This piece was first published as “How Russia’s Adoption Ban Hurts Jews” on The Sisterhood blog at The Forward.
On December 28, Russia legally banned the adoption of Russian children by U.S. citizens. President Vladimir Putin signed the controversial legislation (which takes effect on January 1, 2012) following its approval by the upper house of the Russian parliament earlier last week.
The ban is part of a package of retaliatory measures against the Magnitsky Law, American legislation aimed at punishing Russian human rights violators. The Kremlin has also cited the deaths of 19 Russian children due to abuse by their American adoptive parents as a reason for the ban.
Russia is the third most common source of international adoptions for Americans, following China and Ethiopia. However, the U.S. is the largest single foreign destination for Russian orphans. Approximately 1,000 Russian children have been adopted by Americans annually in recent years. Around 70,000 have been adopted by U.S. citizens since the fall of the Soviet Union.

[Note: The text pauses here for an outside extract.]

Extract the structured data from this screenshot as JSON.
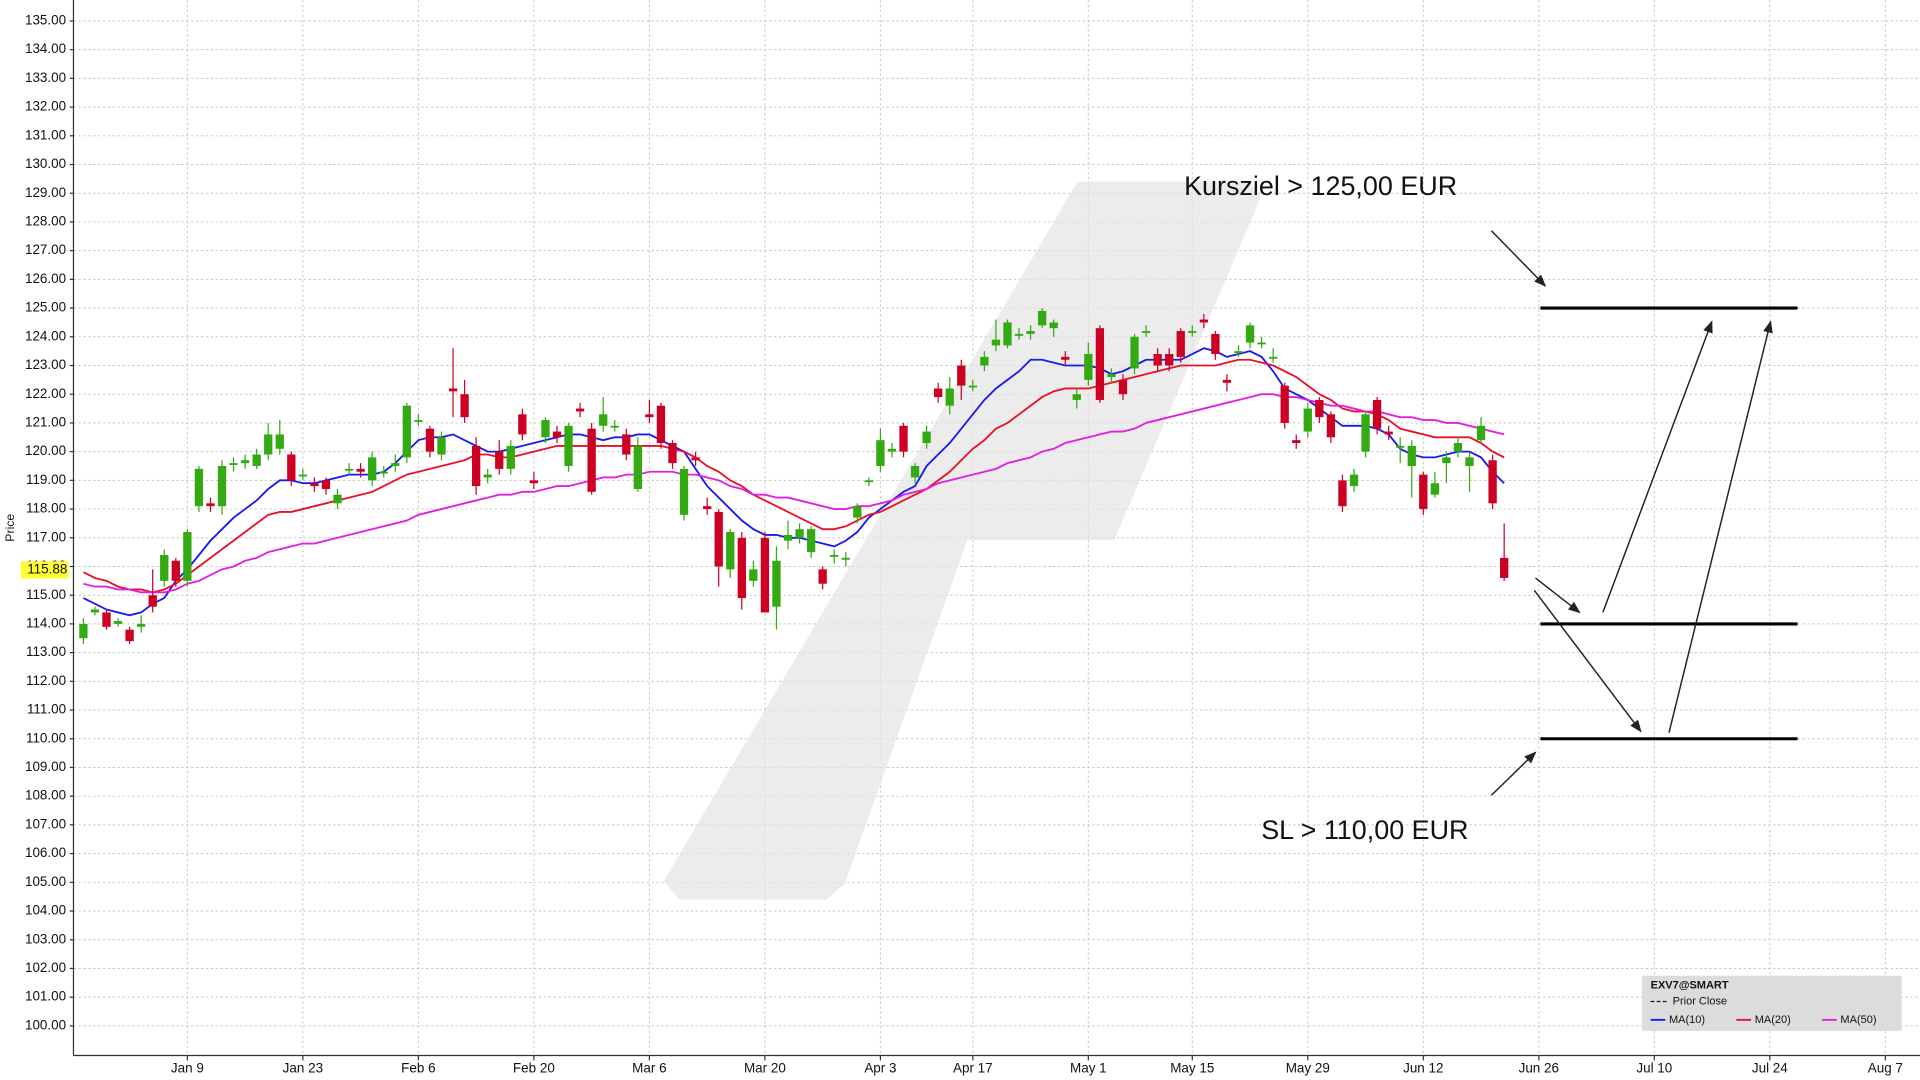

It is unclear how many of those 70,000 children went to Jewish families. Seventeen percent of the 750 Jewish American adoptive families who responded to a survey conducted by the Adoption and Jewish Identity Project adopted children from Russian from 1990 through 2011. However, Dr. Jayne Guberman, the project’s co-director warned, “The survey respondents are not necessarily representative of the entire American Jewish population. For example, they are probably more highly Jewishly identified since they were interested in and willing to take the time to complete a long and complex survey.”